Is it time to retire the Women's March? | The Tylt
Is it time to retire the Women's March?
NBC News reports many local organizers are canceling their events due to concerns over turnout and the national turmoil.
New Orleans was not alone in that decision; a group in Eureka, California, scrapped its march over concerns that it would be "overwhelmingly white," and organizers in Chicago replaced their January march with an event in October before the midterms and a day of action planned for March.
Some longtime critics of the event, like writer Shikha Dalmia, say the lack of enthusiasm is a clear sign the Women's March has moved past its usefulness. Dalmia writes in the Week:
In the wake of Trump's victory, a collective "yuck" gave the Women's March a spectacular turnout for its first event in 2017, when about one million women showed up just in Washington, D.C., making it the largest single-day protest in history. However, as I noted at the time, this was clearly unsustainable. If you cut through the hype, it was evident even then that the march was a "feel good exercise in search of a cause" that would run into problems for the simple reason that the fear and loathing of Trump isn't a sufficiently strong glue to keep the movement together.
As Refinery29 reports, the march has lost many of its original sponsors over the last few years. However, those that remain, like Planned Parenthood, maintain the event continues to effect positive change.
"Over the last two years, we’ve seen unprecedented attacks on our health and rights from the Trump-Pence administration. The Women’s March has become a symbol of our collective resistance to these damaging and discriminatory policies and Planned Parenthood is proud to once again, join our progressive partners for the #WomensWave mobilization to protect and advance the progress we've made as a movement dedicated to equity and justice for all people,” Erica Sackin, senior communications director for Planned Parenthood Federation of America, said in a statement to Refinery29.
Carmen Perez, one of the March organizers, told Elle the mission has been and always will be one of inclusion and empowerment.

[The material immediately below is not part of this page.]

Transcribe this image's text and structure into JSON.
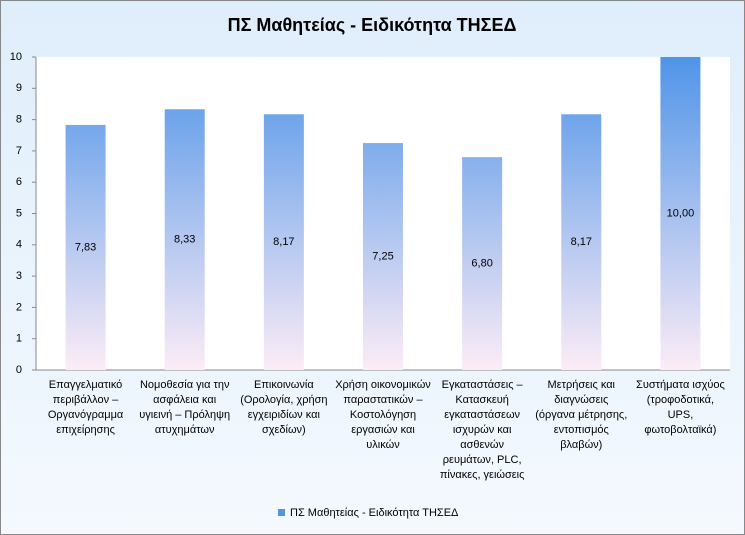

Our work is a continuation of the Unity Principles that have guided us since 2017. The agenda does not come from the three of us; it was created by 50 organizations and individuals with deep policy expertise who we brought together over a four-week period. The Women’s Wave is about transforming our principles into policies: protecting the rights of immigrant women, ensuring pay equity, standing for LGBTQIA rights, disability rights, and ending state violence. And so those are just some of the issues that we have selected, and we've taken 50 organizations through this process, and this agenda will be released on January 19th at the Women's March.